The last mention of Webb in the historical record dates to April 1947, when he left his wife. In October 1951, three years after the Somerton Man’s death, Dorothy placed a notice in the Age newspaper stating that she had begun divorce proceedings against Webb on the grounds of desertion. By then, Dorothy had moved from Melbourne to Bute, a town 89 miles northeast of Adelaide.

“It’s possible that [Webb] came to this state to try and find her,” Abbott tells CNN. “This is just us drawing the dots. We can't say for certain say that this is the reason he came, but it seems logical.”

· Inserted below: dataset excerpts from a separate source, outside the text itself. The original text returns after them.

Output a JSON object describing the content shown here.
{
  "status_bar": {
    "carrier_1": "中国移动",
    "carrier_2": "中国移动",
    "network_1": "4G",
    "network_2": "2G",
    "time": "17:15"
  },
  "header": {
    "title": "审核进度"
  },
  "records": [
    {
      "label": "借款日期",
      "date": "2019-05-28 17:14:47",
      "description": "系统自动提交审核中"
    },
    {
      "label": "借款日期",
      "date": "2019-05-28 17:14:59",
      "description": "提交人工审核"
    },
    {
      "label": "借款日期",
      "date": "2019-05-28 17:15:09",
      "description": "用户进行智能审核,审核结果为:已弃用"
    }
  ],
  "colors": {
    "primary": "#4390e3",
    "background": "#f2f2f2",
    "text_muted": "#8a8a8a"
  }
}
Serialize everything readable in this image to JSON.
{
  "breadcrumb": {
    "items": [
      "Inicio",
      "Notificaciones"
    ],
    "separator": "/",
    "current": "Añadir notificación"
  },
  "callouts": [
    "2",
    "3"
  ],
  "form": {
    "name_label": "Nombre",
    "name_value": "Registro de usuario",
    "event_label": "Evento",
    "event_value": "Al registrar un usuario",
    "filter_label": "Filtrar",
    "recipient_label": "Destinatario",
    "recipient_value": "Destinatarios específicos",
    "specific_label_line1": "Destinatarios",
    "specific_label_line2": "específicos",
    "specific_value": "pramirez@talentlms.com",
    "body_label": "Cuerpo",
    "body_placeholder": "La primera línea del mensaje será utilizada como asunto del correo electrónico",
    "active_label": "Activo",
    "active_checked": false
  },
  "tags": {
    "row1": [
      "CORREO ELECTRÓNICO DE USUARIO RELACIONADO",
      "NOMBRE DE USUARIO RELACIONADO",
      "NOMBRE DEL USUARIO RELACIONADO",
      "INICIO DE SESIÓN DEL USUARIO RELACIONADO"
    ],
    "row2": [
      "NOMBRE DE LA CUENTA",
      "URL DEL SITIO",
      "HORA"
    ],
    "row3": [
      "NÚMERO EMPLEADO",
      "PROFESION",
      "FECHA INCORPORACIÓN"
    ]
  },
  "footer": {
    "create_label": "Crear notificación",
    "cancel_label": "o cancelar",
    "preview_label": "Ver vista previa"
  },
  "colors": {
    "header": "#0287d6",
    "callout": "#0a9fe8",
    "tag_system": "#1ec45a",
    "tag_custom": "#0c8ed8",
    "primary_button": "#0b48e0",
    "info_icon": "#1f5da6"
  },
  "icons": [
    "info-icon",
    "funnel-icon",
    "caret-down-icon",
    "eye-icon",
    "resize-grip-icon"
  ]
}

Records showed that Webb enjoyed reading and writing poetry, as well as betting on horse races. He had a sister who lived in Melbourne and was married to a man named Thomas Keane—likely the T. Keane whose name appears on the clothing in the Somerton Man’s suitcase. (As for the American origins of the attire, Abbott speculates that Keane bought the clothing second-hand from a G.I. stationed in Australia.)

Abbott and Fitzpatrick have been unable to locate a photograph of Webb, but ABC’s Opie reports that an image of Webb’s brother Roy, who died as a prisoner of war in Malaya during World War II, bears a “striking resemblance” to the Somerton Man.

Plenty of questions surrounding the case remain: Why did Webb come to Somerton Beach? What was his cause of death? Did he die by suicide? Was he murdered? What, if anything, was his connection to Thomson? The researchers hope to address these mysteries and more through archival and genetic research.

“Some answers may come soon, some may take years, and some may never be answered,” Abbott tells ABC.

Reflecting on the identification, Carolyn Bilsborow, a filmmaker who directed a 2018 documentary about the Somerton Man, tells the Guardian:

We had all these grandiose ideas about him being Russian, American and European. I was convinced that he was from Europe—maybe a displaced person after the Second World War [who] was here alone. But to find out that he’s Australian, from Victoria, and that he died, and no one obviously noticed he was missing, or no one followed up with the police that he was missing—I find that particularly kind of tragic.